Виктор занервничал, понимая, что разговор подошел к концу.

— А что ж мне теперь, я один, без помощников…

— Я тебе найду кого-нибудь, — пообещал Георгий и вышел из-под козырька.

Виктор шагнул под дождь, смотрел вслед Георгию, подходившему к стоявшей возле забора стройки машине. Георгий был повыше и покрупнее Виктора, но его спина, он сам, одетый в темный длинный плащ, с широким зонтиком в руке, уже растворялся в неосвещенной уличной темноте. Раздался щелчок, и машина подмигнула фарами. Это была обычная «восьмерка».

В тусклом свете, возникшем в кабине «восьмерки», Виктор попытался рассмотреть черты его лица. Но это ему не удалось.

Машина выехала на брусчатку и покатилась вниз к Крещатику.

На башне Дома профсоюзов загорелось время: 19.59.

Виктор шел в сторону райотдела, а вдогонку ему неслись удары башенных часов.

* * *

Наступил «рабочий» день, но надежды Ника на то, что Сахно успокоится и снова станет нервно-покладистым, как это было обычно, не оправдались. Уже в девять утра, ничего не говоря, Сергей поднялся, подлил молока в блюдце своей черепахи и, прихватив чемоданчик, вышел, осторожно закрыв за собой дверь. Он, видимо, думал, что Ник спит. Но Ник только притворялся спящим. Он понимал, что любое его действие или слово вызвало бы сейчас громкую перепалку, от которой бы планы Сахно не поменялись, но зато настроение Ника было бы убито на целый день.

* * *

Оно и так оказалось убитым, как только проурчал под окнами мотор отъезжающего неизвестно куда похоронного лимузина.

Ник встал, но даже к окну подходить не захотел. И так было ясно, что нынешний день в лучшем случае вызовет разочарование у их прямых и косвенных работодателей, в худшем, — приведет к более серьезным последствиям. Ведь они выполняли кем-то продуманную и спланированную операцию. Они разогревали этого Вайнберга, готовили его к «добровольной» беседе.

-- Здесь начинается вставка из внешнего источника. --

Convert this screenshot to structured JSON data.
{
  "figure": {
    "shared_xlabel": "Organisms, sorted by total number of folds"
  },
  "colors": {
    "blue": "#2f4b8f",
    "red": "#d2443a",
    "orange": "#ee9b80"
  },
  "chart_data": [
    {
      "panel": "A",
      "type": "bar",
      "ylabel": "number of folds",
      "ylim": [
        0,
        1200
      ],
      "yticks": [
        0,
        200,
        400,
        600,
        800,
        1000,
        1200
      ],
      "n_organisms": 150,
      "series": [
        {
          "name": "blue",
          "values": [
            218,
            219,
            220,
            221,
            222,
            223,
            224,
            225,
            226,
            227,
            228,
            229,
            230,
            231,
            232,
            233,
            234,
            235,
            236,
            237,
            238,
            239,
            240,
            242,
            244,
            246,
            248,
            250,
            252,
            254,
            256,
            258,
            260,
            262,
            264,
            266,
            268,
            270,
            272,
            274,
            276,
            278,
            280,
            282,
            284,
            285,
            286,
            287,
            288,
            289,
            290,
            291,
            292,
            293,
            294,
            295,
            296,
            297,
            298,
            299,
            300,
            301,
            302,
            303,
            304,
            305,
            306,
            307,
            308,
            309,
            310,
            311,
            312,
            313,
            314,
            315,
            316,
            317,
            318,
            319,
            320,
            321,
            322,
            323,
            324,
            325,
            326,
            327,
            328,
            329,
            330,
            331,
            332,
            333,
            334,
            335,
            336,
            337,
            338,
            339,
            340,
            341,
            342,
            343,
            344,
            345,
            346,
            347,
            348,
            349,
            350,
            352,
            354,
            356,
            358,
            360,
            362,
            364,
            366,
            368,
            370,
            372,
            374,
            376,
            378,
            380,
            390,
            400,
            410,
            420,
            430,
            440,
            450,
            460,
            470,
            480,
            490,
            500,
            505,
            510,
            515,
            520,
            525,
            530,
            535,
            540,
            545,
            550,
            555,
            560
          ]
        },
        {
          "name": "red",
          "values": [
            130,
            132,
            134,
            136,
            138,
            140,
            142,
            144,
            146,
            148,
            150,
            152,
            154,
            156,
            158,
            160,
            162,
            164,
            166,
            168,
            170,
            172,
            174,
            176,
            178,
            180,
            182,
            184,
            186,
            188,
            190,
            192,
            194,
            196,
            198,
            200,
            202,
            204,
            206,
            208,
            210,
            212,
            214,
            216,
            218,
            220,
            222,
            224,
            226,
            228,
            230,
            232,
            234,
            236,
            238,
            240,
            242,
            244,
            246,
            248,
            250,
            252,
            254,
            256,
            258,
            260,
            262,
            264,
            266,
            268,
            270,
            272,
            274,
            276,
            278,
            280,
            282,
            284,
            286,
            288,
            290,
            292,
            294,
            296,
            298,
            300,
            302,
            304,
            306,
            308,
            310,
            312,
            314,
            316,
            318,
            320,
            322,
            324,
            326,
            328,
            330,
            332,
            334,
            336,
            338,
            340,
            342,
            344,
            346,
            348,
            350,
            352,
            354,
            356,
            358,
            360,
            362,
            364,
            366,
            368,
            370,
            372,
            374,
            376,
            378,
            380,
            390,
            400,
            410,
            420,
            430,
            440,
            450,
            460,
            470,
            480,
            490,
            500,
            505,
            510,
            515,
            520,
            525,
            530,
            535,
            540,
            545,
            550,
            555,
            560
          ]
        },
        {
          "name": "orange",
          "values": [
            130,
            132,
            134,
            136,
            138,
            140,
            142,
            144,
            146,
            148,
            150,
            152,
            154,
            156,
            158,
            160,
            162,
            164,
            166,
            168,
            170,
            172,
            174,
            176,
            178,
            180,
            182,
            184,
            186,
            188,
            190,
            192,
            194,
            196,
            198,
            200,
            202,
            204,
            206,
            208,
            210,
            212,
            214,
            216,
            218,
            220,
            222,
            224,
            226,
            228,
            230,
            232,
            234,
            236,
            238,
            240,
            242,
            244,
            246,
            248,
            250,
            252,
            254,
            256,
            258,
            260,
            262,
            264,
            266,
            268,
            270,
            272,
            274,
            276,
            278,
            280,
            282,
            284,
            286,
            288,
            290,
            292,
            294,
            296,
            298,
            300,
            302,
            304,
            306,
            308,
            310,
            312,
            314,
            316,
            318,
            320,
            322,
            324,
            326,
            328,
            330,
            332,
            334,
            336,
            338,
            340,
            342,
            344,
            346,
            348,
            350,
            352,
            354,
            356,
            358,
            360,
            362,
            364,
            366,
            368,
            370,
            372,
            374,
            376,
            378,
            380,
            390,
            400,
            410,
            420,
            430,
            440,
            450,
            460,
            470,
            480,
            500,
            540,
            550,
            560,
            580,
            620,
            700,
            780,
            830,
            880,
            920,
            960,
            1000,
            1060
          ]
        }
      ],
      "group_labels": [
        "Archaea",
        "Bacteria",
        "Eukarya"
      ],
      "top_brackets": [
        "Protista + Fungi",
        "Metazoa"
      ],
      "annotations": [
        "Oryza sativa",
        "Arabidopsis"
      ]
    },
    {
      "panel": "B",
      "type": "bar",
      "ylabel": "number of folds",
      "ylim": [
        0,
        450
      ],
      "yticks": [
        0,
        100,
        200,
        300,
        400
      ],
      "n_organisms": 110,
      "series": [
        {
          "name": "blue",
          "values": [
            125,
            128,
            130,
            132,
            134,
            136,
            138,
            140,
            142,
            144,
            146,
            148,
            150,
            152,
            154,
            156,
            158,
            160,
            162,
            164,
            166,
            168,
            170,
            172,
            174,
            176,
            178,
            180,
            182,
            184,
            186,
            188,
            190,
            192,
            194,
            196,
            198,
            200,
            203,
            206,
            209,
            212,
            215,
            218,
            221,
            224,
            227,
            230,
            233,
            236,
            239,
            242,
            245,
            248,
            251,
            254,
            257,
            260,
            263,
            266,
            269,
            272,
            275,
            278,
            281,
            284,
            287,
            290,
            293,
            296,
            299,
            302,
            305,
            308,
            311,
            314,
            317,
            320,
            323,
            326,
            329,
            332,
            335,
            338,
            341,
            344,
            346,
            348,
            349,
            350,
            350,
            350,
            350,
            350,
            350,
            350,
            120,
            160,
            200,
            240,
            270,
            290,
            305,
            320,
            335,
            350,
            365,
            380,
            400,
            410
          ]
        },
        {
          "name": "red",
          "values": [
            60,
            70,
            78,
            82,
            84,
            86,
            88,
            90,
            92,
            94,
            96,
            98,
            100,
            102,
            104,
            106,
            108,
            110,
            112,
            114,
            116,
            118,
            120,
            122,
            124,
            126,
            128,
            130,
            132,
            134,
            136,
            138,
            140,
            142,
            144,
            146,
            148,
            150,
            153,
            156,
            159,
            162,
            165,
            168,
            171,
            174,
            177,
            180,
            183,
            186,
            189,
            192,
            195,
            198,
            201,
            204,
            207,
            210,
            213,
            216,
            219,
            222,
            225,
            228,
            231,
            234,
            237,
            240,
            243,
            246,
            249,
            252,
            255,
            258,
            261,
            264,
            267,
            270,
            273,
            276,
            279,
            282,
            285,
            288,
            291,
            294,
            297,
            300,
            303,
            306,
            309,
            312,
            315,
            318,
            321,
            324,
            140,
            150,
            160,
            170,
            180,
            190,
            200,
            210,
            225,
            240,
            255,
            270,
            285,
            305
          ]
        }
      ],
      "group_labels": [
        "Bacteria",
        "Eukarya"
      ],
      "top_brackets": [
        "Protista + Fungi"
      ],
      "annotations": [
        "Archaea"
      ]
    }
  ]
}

И вот прокол, который нарушит планы и, должно быть, даст Вайнбергу передышку и время подумать.

"А почему он не уезжает? — подумал о Вайнберге Ник. — Ведь если его «достача» идет по нарастающей, то наверняка она может окончиться его смертью?

Любой человек в такой ситуации это понял бы. Да и он, должно быть, не дурак. А может, он уже уехал? И тогда ничего особенно страшного не произойдет из-за того, что они не смогли выехать сегодня в Трир?.."

За окном шел дождь. Переменчивая осенняя погода навевала грусть и воспоминания, но сегодняшняя ситуация нависала над мыслями Ника тяжелой грозовой тучей. Он даже не пытался отвлечь от нее свои мысли. Единственное, что его отвлекло на полчасика — это прогулка под дождем. Но вернувшись, он словно окунулся в совершенно другой воздух, спертый и тяжелый. И первым делом распахнул окно на своей половине. Но быстро понял, что дело было не в воздухе, а в нем самом.